Without doubt, the best of the Gas House Gang's years was 1934. Prior to the start of the season, Jerome "Dizzy" Dean predicted that he and his brother, Paul "Daffy" Dean, would win 45 games for the Cardinals. Amazingly, they combined for a total of 49 wins; 30 for Dizzy and 19 for Daffy. That was over half of the Cardinals regular season wins, and the team needed each of them as it didn't clinch the pennant until the final day of the season. The brothers kept up their pace against the Detroit Tigers, combining for the Cardinals' four wins and recording 28 strikeouts and a joint ERA of 1.34. "Ole Diz's" story was made into a very funny movie starring Dan Dailey, Pride of St Louis, just before he was elected into the Hall of Fame in 1953.

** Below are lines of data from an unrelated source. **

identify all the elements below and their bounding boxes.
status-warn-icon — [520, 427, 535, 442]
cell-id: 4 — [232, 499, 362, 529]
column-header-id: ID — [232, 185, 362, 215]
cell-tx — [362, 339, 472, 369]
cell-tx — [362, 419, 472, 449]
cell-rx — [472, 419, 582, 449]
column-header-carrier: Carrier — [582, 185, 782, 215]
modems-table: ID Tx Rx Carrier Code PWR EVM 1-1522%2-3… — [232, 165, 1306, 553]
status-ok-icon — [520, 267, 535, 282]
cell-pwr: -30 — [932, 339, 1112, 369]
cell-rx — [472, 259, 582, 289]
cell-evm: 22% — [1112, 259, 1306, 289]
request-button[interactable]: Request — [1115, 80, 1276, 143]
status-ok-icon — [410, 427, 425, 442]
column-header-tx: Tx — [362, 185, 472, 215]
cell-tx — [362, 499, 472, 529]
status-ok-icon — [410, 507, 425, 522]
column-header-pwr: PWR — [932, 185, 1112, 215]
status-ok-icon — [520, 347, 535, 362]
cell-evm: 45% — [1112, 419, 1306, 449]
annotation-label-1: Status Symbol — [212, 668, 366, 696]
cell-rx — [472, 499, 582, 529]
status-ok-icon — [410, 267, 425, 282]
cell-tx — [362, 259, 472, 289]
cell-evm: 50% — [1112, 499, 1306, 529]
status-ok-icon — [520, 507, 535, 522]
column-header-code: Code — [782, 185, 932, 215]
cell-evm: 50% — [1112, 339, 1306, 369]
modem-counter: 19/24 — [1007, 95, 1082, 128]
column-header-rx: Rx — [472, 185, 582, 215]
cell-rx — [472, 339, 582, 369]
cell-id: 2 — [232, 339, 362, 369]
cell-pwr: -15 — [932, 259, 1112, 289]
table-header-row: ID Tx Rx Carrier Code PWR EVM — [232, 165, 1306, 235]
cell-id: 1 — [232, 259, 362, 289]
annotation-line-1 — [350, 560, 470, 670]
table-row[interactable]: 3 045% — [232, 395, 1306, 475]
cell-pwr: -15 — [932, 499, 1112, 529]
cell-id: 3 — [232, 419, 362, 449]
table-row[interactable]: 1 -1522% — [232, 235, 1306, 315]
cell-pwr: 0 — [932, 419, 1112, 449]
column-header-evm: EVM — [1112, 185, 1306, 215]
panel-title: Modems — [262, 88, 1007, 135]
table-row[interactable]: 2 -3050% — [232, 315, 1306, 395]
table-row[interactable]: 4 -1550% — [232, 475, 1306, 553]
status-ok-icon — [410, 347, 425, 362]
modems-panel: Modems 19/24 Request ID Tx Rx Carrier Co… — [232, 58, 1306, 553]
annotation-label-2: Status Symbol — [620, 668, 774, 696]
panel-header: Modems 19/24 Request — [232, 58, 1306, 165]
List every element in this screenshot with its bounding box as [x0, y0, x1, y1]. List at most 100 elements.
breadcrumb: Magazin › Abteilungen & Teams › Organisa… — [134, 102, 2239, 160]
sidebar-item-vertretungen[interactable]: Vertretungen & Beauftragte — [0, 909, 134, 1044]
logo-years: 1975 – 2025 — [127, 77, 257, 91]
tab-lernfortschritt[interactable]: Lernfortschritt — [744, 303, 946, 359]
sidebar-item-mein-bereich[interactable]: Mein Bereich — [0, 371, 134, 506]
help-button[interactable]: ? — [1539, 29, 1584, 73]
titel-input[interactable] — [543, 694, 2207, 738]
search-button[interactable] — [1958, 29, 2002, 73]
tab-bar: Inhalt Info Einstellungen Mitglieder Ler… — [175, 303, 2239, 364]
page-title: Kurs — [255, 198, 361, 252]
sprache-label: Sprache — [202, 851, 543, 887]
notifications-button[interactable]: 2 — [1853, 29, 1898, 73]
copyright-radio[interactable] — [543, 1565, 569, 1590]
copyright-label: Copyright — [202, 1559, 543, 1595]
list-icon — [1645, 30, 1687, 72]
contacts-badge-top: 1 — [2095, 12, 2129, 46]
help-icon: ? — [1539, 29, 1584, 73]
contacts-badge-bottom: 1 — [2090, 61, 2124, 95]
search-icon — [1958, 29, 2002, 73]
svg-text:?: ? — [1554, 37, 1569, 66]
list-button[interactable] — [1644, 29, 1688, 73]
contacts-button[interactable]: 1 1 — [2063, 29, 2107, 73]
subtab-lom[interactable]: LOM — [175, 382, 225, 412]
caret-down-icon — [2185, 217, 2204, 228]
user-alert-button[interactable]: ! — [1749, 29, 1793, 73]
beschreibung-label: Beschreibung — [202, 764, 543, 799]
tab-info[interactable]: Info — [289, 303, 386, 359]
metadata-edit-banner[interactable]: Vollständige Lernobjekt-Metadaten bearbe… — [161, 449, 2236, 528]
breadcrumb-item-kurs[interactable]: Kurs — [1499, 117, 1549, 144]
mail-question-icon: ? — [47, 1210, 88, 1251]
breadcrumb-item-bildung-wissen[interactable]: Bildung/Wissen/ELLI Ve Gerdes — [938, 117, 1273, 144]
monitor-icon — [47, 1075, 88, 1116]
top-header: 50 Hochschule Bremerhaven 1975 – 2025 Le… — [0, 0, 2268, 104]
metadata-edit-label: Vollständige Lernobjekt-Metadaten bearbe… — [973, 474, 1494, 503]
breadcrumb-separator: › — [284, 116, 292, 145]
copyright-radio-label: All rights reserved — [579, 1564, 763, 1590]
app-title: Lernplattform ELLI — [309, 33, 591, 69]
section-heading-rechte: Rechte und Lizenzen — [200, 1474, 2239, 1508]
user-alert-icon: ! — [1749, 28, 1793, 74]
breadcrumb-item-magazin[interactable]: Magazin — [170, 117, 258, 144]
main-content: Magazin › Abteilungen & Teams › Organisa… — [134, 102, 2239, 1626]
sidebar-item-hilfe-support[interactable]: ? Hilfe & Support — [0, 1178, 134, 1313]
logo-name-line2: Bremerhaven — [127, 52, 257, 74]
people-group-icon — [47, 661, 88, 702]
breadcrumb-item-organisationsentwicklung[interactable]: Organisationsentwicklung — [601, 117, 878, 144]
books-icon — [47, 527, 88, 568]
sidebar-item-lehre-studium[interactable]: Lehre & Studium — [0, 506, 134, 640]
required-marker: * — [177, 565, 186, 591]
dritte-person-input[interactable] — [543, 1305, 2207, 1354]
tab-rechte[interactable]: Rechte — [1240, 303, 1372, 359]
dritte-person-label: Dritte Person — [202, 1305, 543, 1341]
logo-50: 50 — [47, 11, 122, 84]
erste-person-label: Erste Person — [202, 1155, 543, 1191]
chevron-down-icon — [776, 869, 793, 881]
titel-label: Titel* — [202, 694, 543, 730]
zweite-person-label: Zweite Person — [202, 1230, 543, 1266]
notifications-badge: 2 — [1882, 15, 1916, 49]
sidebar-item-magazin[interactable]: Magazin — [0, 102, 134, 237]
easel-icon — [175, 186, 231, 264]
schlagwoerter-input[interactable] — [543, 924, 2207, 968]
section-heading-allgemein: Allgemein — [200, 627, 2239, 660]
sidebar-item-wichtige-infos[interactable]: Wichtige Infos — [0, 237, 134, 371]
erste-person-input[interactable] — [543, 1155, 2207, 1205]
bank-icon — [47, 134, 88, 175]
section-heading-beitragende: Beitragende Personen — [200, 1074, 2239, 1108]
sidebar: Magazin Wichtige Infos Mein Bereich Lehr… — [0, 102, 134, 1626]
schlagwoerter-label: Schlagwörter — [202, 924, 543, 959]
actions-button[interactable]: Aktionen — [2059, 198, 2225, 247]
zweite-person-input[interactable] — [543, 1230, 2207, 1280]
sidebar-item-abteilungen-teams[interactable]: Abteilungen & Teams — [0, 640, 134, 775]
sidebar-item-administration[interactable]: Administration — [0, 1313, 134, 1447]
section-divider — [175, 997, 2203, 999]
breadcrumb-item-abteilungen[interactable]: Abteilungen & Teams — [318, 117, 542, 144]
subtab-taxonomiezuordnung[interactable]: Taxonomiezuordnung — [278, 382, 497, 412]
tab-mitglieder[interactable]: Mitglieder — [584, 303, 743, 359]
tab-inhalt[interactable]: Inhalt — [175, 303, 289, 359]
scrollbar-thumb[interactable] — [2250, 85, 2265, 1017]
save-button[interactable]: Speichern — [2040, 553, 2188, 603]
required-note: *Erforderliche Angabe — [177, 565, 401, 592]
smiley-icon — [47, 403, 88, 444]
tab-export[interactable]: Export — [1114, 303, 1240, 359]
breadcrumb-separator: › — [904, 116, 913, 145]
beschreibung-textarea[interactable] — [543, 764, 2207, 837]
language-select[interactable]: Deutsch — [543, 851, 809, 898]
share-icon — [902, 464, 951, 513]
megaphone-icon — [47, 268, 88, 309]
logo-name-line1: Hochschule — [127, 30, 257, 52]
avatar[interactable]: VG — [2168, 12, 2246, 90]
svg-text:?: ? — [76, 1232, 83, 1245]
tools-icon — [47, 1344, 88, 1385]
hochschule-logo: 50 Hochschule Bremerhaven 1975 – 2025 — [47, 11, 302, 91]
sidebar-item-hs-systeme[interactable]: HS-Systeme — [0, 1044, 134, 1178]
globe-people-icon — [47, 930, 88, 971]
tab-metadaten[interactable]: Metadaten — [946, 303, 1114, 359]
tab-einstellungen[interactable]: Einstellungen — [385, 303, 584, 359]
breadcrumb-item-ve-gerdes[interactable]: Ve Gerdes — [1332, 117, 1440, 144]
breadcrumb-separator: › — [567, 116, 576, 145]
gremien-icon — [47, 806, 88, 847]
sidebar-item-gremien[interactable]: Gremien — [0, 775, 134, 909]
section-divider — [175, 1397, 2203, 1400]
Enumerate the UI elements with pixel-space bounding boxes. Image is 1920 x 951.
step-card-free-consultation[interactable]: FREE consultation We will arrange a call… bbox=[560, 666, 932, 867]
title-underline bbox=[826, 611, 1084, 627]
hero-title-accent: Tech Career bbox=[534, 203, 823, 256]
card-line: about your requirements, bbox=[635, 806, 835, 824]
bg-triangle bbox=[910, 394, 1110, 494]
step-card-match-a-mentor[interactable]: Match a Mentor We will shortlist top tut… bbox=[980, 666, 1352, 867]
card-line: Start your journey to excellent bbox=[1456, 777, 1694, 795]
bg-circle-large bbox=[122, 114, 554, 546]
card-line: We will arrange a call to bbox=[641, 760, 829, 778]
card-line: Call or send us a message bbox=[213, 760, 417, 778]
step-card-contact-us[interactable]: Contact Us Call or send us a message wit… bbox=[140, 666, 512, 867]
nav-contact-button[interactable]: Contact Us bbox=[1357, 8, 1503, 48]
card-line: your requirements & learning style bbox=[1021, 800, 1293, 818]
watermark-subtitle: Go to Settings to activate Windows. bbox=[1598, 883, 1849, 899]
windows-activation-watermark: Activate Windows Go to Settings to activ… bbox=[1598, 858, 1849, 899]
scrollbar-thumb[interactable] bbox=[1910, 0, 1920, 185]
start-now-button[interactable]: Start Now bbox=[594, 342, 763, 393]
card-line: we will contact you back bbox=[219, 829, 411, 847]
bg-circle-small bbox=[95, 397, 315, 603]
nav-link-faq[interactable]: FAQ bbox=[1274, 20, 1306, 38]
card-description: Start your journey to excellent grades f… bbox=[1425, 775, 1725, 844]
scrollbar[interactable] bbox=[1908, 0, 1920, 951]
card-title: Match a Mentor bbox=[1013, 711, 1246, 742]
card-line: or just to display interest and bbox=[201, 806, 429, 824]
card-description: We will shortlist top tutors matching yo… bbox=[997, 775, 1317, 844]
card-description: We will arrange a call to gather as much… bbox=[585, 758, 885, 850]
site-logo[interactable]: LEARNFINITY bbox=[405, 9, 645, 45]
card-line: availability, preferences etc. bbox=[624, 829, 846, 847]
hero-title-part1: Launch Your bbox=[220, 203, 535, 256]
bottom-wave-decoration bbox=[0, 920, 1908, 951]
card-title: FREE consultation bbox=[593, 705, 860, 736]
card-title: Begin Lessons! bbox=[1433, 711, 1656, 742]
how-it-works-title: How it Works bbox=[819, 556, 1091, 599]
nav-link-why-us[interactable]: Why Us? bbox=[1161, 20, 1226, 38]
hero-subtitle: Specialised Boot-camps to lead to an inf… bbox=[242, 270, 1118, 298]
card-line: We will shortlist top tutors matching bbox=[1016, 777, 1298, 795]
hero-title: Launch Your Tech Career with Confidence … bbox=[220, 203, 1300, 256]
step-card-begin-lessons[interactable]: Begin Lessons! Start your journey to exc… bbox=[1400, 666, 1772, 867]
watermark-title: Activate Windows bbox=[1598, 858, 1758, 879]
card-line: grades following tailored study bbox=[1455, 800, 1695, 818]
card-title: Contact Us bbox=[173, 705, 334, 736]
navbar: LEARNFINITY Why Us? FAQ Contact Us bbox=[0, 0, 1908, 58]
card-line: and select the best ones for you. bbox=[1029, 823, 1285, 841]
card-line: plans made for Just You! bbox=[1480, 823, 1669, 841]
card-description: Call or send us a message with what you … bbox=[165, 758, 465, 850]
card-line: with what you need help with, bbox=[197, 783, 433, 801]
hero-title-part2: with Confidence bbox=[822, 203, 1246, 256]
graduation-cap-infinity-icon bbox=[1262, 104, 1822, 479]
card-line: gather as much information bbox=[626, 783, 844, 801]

The most memorable moment of the 1934 Series occurred in the sixth inning of Game 7. The Cardinals were already blowing out the Tigers with a 9-0 lead, when Joe "Ducky" "Muscles" Medwick, who had led the team's offense during series hitting .379 with a homerun and five RBIs, slid hard into the Tiger third basemen incurring the wrath of the frustrated Tiger fans. In the bottom half of the inning, when Medwick took his position in left field, the Tiger fans began to bombard him with bottles, fruit, vegetables, and other debris. Baseball Commissioner Kennesaw Mountain Landis, who was watching from the stands decided to order the removal of Medwick from the game for his own protection rather than cause the Tigers to forfeit. That decision, of course, did not sit well with the Cardinals, but it didn't matter. The final score was 11-0 as the Cardinals won another World Series.